When I was little, I used to help my mom make Christmas sugar cookies. And when I say help, it was probably more like decorating. More icing and sprinkles got on me than on the cookies. However, I remember those times so fondly, and I still love those cookies. So, if you are looking for an easy, delicious Christmas sugar cookie recipe, you have come to the right place.
Note: This Christmas sugar cookies recipe is based on the one from the Better Homes & Gardens New Cookbook (released in 1962).
Sugar Cookie Ingredients
2/3 Cup Cold Shortening
¾ Cup Cane Sugar
½ Teaspoon Pure Vanilla Extract (I use Penzeys, which is double strength)
1 Large Egg
4 Teaspoons Whole Milk (I have substituted Oat Milk on occasion, and it works just as well)
2 Cup Sifted All-Purpose Flour (I use King Arthur)
1 ½ Teaspoons Baking Powder
¼ Teaspoon Salt
Cookie Icing Ingredients
3 Cups Confectioners’ Sugar (Powdered Sugar)
3 Tablespoons Whole Milk
2 Tablespoons Light Corn Syrup
½ Teaspoon Vanilla Extract
Sanding Sugar, Sprinkles and Candies (optional)
Unique Recipe Tools
Cookie cutters (I got my newest double-sided ones from King Arthur)
Piping bag and tips
Christmas Sugar Cookies Recipe Steps
Step 1 Cream the shortening by blending the shortening, cane sugar, and vanilla extract. I used a stand mixer until it was smooth, but you can easily use a hand mixer, as well.
Step 2 Add the egg into the creamed shortening and mix until the batter looks fluffy.
Step 3 Stir in the milk.
Step 4 Sift together the dry ingredients (Flour, Baking Powder, and Salt) into a separate bowl.
Step 5 Slowly add the dry ingredients to the wet mixture and stir until combined (but be careful not to overmix).

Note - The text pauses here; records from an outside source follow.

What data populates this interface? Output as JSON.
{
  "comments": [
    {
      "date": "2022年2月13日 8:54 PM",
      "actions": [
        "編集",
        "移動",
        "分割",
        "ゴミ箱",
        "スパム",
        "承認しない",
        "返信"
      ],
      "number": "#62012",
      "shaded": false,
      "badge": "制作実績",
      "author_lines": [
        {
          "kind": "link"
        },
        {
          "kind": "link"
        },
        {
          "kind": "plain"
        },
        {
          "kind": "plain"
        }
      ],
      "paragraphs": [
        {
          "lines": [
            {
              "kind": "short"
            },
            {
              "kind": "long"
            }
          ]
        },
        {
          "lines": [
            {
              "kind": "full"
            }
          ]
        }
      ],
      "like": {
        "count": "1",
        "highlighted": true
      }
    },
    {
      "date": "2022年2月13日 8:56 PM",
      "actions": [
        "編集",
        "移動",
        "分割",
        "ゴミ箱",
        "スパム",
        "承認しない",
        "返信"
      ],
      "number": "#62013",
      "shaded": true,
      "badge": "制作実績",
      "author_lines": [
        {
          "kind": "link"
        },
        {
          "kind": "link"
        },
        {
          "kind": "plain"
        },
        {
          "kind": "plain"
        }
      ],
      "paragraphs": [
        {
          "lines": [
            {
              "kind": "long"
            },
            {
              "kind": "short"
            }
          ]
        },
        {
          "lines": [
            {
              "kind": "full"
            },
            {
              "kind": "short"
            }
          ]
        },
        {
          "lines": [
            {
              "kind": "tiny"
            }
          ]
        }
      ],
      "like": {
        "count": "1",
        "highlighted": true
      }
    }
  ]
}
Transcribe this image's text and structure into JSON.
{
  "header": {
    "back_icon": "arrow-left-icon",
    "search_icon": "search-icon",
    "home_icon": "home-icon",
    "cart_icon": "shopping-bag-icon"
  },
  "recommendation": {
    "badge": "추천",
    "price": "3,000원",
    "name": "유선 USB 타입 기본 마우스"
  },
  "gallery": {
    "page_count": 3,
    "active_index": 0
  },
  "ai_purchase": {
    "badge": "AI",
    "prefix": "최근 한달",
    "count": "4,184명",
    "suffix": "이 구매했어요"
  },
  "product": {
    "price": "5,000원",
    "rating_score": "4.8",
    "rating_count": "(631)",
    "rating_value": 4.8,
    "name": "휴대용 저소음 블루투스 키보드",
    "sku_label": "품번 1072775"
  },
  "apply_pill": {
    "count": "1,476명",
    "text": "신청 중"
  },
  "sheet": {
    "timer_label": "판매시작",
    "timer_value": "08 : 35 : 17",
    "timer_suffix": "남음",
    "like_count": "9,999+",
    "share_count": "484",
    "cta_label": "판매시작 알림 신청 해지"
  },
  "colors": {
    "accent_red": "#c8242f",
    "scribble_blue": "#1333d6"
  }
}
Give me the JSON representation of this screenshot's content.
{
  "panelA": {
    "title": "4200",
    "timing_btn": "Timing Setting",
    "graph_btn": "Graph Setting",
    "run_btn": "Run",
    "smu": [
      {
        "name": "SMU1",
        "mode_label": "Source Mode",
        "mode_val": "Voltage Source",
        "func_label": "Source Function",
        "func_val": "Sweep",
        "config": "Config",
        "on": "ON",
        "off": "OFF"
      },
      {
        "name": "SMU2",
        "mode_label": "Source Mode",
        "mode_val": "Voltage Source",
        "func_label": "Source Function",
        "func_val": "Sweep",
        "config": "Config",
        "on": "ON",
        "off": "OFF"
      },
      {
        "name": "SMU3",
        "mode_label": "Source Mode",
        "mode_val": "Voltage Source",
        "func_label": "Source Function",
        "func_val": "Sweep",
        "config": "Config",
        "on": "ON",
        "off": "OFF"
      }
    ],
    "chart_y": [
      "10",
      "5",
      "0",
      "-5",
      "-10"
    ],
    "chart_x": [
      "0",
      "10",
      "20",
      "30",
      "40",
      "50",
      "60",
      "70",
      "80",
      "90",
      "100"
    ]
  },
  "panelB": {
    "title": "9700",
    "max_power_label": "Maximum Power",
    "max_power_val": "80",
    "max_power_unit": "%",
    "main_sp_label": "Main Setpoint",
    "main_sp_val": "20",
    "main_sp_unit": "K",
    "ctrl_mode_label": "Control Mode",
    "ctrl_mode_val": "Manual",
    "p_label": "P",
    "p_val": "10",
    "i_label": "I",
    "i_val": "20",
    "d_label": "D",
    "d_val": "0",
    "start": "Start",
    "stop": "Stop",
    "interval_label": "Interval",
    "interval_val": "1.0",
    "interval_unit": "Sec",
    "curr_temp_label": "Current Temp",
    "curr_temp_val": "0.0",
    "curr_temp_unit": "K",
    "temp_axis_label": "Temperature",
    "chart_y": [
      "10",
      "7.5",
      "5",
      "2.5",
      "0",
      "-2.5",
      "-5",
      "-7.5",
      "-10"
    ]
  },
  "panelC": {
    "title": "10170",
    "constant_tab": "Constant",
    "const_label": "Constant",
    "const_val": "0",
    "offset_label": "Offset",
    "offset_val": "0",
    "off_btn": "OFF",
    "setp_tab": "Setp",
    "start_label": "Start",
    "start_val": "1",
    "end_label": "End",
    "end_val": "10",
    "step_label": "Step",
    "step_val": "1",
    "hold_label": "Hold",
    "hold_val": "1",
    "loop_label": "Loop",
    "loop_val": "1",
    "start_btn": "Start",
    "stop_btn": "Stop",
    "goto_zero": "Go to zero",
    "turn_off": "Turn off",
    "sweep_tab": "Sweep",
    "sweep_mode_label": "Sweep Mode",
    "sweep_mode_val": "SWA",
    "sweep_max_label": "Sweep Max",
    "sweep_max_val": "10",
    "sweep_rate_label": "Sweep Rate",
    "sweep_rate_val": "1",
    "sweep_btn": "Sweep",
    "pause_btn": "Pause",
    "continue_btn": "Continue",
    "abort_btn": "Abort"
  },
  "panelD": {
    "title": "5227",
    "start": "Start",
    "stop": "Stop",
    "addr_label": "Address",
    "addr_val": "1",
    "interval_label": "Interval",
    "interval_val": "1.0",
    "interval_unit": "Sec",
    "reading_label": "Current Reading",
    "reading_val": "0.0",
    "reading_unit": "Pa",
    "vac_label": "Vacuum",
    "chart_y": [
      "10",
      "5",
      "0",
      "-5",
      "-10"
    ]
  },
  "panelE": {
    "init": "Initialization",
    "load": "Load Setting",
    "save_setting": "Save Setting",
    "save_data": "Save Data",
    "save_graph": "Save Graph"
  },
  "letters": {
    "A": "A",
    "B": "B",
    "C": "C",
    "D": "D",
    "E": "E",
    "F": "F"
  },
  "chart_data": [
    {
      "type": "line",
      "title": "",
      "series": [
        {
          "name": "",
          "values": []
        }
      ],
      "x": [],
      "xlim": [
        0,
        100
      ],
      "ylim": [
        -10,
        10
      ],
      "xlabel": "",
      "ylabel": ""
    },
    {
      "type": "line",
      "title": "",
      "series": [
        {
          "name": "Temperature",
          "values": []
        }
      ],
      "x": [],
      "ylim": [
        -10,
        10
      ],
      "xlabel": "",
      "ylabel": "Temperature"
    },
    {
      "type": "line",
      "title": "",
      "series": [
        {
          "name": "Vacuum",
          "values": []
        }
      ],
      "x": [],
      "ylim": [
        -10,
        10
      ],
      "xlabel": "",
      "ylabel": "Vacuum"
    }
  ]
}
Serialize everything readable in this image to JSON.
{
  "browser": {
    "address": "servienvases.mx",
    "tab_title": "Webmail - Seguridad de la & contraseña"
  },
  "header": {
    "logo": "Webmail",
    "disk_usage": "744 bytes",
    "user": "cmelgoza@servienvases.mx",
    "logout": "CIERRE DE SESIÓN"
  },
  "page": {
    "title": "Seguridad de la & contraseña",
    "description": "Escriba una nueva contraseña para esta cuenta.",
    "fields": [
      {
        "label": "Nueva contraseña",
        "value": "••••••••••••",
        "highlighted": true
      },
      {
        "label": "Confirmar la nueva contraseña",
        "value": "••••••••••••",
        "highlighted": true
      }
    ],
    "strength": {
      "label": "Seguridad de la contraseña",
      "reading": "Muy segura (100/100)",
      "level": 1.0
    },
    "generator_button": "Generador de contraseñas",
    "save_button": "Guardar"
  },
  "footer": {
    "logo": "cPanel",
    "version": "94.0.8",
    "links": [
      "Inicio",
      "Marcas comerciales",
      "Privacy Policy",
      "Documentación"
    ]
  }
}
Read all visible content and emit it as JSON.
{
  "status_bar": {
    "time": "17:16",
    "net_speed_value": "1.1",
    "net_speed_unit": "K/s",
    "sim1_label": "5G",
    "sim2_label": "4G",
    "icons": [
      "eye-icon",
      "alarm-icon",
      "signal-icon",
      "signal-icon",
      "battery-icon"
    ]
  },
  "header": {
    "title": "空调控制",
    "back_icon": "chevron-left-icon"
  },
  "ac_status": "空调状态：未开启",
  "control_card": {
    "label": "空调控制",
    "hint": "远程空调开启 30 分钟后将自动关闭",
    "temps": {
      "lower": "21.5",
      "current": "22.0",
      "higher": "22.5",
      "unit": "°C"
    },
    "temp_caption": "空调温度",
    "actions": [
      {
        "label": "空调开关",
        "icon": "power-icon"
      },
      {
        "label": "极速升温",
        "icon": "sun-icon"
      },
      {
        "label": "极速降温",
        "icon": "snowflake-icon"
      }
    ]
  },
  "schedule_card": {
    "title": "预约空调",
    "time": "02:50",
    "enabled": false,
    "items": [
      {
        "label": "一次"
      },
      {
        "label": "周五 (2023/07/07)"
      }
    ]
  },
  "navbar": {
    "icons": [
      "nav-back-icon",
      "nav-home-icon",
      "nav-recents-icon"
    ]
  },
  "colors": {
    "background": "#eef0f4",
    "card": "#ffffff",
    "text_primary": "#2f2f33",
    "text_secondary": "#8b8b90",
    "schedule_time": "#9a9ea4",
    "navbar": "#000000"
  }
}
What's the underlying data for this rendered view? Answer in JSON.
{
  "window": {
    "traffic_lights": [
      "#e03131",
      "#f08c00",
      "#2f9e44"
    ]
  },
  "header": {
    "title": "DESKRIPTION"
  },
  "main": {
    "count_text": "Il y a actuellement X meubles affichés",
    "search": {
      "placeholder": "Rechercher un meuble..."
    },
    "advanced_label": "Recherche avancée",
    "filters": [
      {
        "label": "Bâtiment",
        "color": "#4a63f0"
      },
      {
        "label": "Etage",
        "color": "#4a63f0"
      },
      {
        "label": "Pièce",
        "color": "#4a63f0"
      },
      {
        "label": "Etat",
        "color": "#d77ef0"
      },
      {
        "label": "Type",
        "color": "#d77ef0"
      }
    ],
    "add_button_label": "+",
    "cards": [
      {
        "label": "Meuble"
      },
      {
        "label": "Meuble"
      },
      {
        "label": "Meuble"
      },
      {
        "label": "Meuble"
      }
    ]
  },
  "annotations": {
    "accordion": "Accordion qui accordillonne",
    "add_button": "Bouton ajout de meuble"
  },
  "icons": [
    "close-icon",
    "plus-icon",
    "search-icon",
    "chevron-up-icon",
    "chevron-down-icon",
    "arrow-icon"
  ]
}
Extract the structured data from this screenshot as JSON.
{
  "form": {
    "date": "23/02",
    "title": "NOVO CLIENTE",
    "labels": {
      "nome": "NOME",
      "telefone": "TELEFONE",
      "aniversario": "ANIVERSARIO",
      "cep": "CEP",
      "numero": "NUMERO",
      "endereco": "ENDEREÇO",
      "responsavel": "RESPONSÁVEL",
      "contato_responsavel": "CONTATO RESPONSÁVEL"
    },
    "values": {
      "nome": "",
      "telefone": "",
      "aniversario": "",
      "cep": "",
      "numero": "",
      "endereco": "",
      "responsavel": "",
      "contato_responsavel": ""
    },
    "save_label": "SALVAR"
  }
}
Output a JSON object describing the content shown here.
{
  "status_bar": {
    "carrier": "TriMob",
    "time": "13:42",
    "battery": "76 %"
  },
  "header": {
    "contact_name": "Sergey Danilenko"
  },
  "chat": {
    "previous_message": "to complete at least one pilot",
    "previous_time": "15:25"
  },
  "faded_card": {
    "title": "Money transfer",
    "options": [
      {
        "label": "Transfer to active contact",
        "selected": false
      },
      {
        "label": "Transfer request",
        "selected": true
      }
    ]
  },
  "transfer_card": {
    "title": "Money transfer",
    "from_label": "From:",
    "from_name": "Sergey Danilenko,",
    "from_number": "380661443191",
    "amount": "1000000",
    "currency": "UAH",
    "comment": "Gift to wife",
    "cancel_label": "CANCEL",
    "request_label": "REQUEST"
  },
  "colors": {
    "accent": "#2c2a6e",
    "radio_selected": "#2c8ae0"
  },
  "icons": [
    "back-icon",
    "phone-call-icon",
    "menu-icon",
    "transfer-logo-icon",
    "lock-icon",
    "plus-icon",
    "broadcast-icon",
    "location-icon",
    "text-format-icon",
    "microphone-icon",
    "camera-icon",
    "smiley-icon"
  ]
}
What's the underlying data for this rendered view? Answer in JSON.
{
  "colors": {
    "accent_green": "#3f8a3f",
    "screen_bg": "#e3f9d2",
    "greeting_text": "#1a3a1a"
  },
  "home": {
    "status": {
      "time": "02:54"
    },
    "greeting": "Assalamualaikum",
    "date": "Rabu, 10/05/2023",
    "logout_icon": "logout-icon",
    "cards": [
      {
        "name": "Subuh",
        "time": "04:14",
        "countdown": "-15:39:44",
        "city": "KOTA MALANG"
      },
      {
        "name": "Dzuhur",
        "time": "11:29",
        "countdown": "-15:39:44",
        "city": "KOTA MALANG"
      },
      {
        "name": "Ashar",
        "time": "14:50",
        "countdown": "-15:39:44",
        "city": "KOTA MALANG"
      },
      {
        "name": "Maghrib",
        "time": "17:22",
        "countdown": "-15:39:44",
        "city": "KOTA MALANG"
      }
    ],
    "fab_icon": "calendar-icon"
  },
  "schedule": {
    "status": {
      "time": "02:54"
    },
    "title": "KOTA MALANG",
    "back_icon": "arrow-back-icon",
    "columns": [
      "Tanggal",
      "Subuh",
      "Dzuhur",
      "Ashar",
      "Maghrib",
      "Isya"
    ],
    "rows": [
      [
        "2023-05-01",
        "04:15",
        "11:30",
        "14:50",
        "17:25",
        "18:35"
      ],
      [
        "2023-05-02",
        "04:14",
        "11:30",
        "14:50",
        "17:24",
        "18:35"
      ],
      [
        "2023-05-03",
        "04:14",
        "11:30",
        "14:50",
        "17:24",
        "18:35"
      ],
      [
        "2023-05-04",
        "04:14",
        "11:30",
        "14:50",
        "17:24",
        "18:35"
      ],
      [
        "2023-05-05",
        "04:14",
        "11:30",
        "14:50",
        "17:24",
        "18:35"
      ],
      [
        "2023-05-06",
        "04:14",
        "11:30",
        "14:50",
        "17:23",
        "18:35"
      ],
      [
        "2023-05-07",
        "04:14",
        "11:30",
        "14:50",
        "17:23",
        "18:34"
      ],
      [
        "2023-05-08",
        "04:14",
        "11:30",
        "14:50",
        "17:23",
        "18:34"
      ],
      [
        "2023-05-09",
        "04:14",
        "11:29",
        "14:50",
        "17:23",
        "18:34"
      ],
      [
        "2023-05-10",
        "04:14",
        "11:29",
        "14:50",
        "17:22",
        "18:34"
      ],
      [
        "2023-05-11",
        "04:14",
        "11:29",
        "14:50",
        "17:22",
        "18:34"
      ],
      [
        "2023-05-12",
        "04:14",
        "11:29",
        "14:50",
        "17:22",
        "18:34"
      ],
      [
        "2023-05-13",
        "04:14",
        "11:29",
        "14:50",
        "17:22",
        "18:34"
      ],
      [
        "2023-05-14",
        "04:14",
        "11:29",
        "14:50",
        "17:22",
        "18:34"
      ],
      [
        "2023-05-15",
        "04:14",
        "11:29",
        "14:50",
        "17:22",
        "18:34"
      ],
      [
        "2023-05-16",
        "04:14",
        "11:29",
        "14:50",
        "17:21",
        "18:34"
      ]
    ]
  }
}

Step 6 Remove the cookie dough bowl and separate it into two batches. Wrap in cling film (or cover the containers) and place the dough into the refrigerator to chill for 1 hour.
Step 7 Pre-heat over to 375 degrees F.
Step 8 Lightly flour your worktop or baking mat.
Step 9 Take out the first batch of dough and roll it out onto the work surface. You are striving for dough that is approximately 1/8 of an inch thick but don’t stress if it isn’t perfect. Just keep in mind that thicker raw cookies will take longer to bake than thinner ones.
Note: If the dough seems to be too crumbly or breaking a lot as you roll it out, add some water to your hands and re-roll the dough to slightly dampen it. The crumbly texture comes when there was too much shortening in the dough. It’s an easy fix!
Step 10 Prepare your baking sheets with parchment or lightly grease them. I prefer using parchment to keep them from burning, and it’s easy to reuse for multiple batches.
Step 11 Use your Christmas forms to cut out the dough.
Step 12 Place your shaped Christmas sugar cookies onto your prepared baking sheet.
Step 13 If you are decorating with sanding sugar, you can add it now before you bake. If you are icing first, you’ll bake these and then add all the decorations once they have cooled.
Note: While sanding sugar can be baked, sugar pearls should not be — they’ll turn a different color in the oven.
Step 14 Bake on the middle oven rack for 7-9 minutes. We landed closer to the 7-minute mark – you can see how the edges caught slightly when we went the full 9 minutes in our gas oven. I also chose to only put in one baking sheet at a time.
Step 15 Cool baked sugar cookies on a rack. The cooler they are before icing, the less the icing and other decorations will melt.
Note: I’m not going to lie. I often make sugar cookies and just eat them without frosting or other decorations. They are just so good! Also, I’m not great at decoration, as you will soon see.
Directions For the Icing
While the cookies are baking and cooling, create your icing and get out your decorations.
Step 15 Mix the confectioners’ sugar, 2 tablespoons of whole milk, light corn syrup, and vanilla until thoroughly combined. You want an icing that can be easily piped or spread with a pastry brush. So, if it seems too thick, slowly add in more milk until it is the right consistency.
Step 16 Pour out each of your decorative items (sprinkles, chips, candies, etc.) into small bowls for easy access.
Step 17 Use a pastry brush for applying the icing broadly. You’ll find that piping is much more precise (at least, it is for me). So, if you are piping, fill a piping bag with your icing using a fairly narrow tip so that you have some control over the flow. It’s up to you to decide whether you want to flood a particular area with frosting, dot the icing, or create patterns.
Step 18 Add decorative elements to the frosted areas (the icing will help your decorative elements stick to the cookies).
Step 19 Ready to serve!
We keep our extra cookies in an airtight cookie tin that my mom passed down to me. Even if you don’t have a cookie tin, the cookies should stay fresh in any airtight container. I recommend not refrigerating the cookies – I keep them in their tin on the counter, and they stay fresh at room temperature.